Personal information
- Born: 17 April 1955 (age 71) Warsaw, Poland

Sport
- Sport: Track and field

Medal record
Representing Poland
Summer Olympics
| Silver medal – second place | 1976 Montreal | 4 x 400 m relay |
Summer Universiade
| Gold medal – first place | 1975 Rome | 400m |
| Gold medal – first place | 1975 Rome | 4x400m relay |
| Silver medal – second place | 1977 Sofia | 4x400m relay |

= Jerzy Pietrzyk =

Polish sprinter

Jerzy Pietrzyk (born 17 April 1955) is a retired Polish sprinter who specialized in the 400 metres.

He was born in Warsaw and represented the clubs Górnik Zabrze and Gwardia Warszawa.

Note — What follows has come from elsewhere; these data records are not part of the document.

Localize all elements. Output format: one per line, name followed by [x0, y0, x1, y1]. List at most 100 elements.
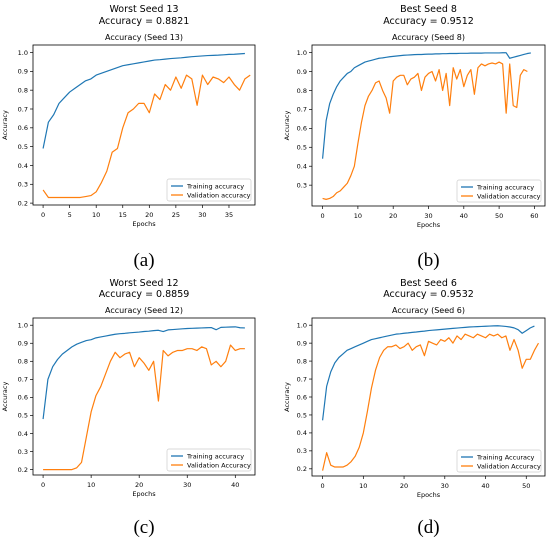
x-tick-label: 20 [135, 481, 143, 489]
y-tick-label: 0.8 [18, 358, 28, 366]
chart-title: Accuracy (Seed 6) [392, 306, 465, 315]
panel-label: (d) [417, 517, 439, 538]
y-tick-label: 0.5 [297, 411, 307, 419]
y-tick-label: 0.3 [297, 447, 307, 455]
legend-box [166, 448, 252, 472]
x-tick-label: 40 [460, 212, 468, 220]
x-tick-label: 5 [68, 211, 72, 219]
panel-label: (a) [133, 250, 154, 271]
y-tick-label: 0.6 [297, 393, 307, 401]
legend-entry: Validation Accuracy [187, 461, 251, 469]
x-tick-label: 30 [424, 212, 432, 220]
x-tick-label: 0 [41, 481, 45, 489]
y-axis-label: Accuracy [283, 382, 291, 412]
legend-entry: Validation accuracy [477, 192, 541, 200]
y-axis-label: Accuracy [1, 382, 9, 412]
x-tick-label: 0 [321, 212, 325, 220]
y-tick-label: 0.4 [18, 162, 28, 170]
y-tick-label: 0.2 [18, 199, 28, 207]
y-tick-label: 0.6 [18, 124, 28, 132]
validation-accuracy-line [322, 61, 528, 200]
x-tick-label: 15 [119, 211, 127, 219]
y-tick-label: 0.2 [297, 465, 307, 473]
x-tick-label: 20 [400, 482, 408, 490]
y-tick-label: 0.8 [297, 87, 307, 95]
x-tick-label: 30 [183, 481, 191, 489]
y-tick-label: 0.8 [18, 86, 28, 94]
x-tick-label: 40 [481, 482, 489, 490]
legend-entry: Training Accuracy [476, 453, 535, 461]
legend-box [456, 179, 542, 203]
chart-subtitle: Accuracy = 0.9532 [383, 289, 474, 300]
chart-suptitle: Best Seed 8 [400, 4, 457, 15]
x-tick-label: 25 [172, 211, 180, 219]
x-tick-label: 10 [92, 211, 100, 219]
x-tick-label: 10 [354, 212, 362, 220]
y-tick-label: 1.0 [297, 321, 307, 329]
legend-entry: Training accuracy [476, 183, 534, 191]
x-tick-label: 0 [41, 211, 45, 219]
y-tick-label: 0.5 [18, 412, 28, 420]
training-accuracy-line [42, 326, 245, 420]
y-tick-label: 0.6 [297, 125, 307, 133]
x-tick-label: 20 [145, 211, 153, 219]
plot-frame [32, 317, 256, 476]
plot-frame [32, 44, 256, 206]
y-tick-label: 0.7 [297, 375, 307, 383]
y-axis-label: Accuracy [1, 110, 9, 140]
x-axis-label: Epochs [417, 491, 441, 499]
chart-suptitle: Best Seed 6 [400, 278, 457, 289]
y-tick-label: 0.9 [18, 340, 28, 348]
x-tick-label: 30 [441, 482, 449, 490]
legend-entry: Training accuracy [186, 452, 244, 460]
y-tick-label: 0.3 [18, 181, 28, 189]
x-tick-label: 10 [87, 481, 95, 489]
y-tick-label: 0.3 [297, 181, 307, 189]
y-tick-label: 0.6 [18, 394, 28, 402]
chart-title: Accuracy (Seed 8) [392, 33, 465, 42]
x-tick-label: 30 [198, 211, 206, 219]
x-axis-label: Epochs [417, 221, 441, 229]
y-tick-label: 0.4 [297, 429, 307, 437]
y-tick-label: 0.4 [18, 430, 28, 438]
y-tick-label: 0.7 [297, 106, 307, 114]
validation-accuracy-line [43, 344, 245, 471]
y-axis-label: Accuracy [283, 111, 291, 141]
x-tick-label: 10 [359, 482, 367, 490]
legend-entry: Training accuracy [186, 182, 244, 190]
y-tick-label: 0.7 [18, 376, 28, 384]
legend-box [456, 449, 542, 473]
y-tick-label: 0.7 [18, 105, 28, 113]
chart-subtitle: Accuracy = 0.8821 [99, 16, 190, 27]
chart-suptitle: Worst Seed 13 [109, 4, 178, 15]
y-tick-label: 0.9 [297, 68, 307, 76]
y-tick-label: 0.9 [297, 339, 307, 347]
y-tick-label: 1.0 [297, 49, 307, 57]
panel-label: (b) [417, 250, 439, 271]
chart-subtitle: Accuracy = 0.8859 [99, 289, 190, 300]
y-tick-label: 1.0 [18, 49, 28, 57]
chart-subtitle: Accuracy = 0.9512 [383, 16, 474, 27]
legend-box [166, 178, 252, 202]
legend-entry: Validation Accuracy [477, 462, 541, 470]
y-tick-label: 0.8 [297, 357, 307, 365]
x-tick-label: 0 [321, 482, 325, 490]
x-tick-label: 50 [495, 212, 503, 220]
y-tick-label: 0.9 [18, 68, 28, 76]
x-tick-label: 40 [231, 481, 239, 489]
x-tick-label: 50 [522, 482, 530, 490]
chart-title: Accuracy (Seed 13) [105, 33, 183, 42]
y-tick-label: 0.4 [297, 163, 307, 171]
training-accuracy-line [321, 325, 535, 421]
chart-title: Accuracy (Seed 12) [105, 306, 183, 315]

He became European junior champion in 1973. In 1975 he won the gold medal in 400 metres at the 1975 Summer Universiade.

He competed in 400 metres at the 1976 and 1980 Summer Olympics, reaching the quarter-finals in 1976 and round one in 1980. In the 4 x 400 metres relay he won the silver medal at the 1976 Olympic Games with his teammates Ryszard Podlas, Jan Werner and Zbigniew Jaremski. He also competed in this event at the 1980 Olympic Games.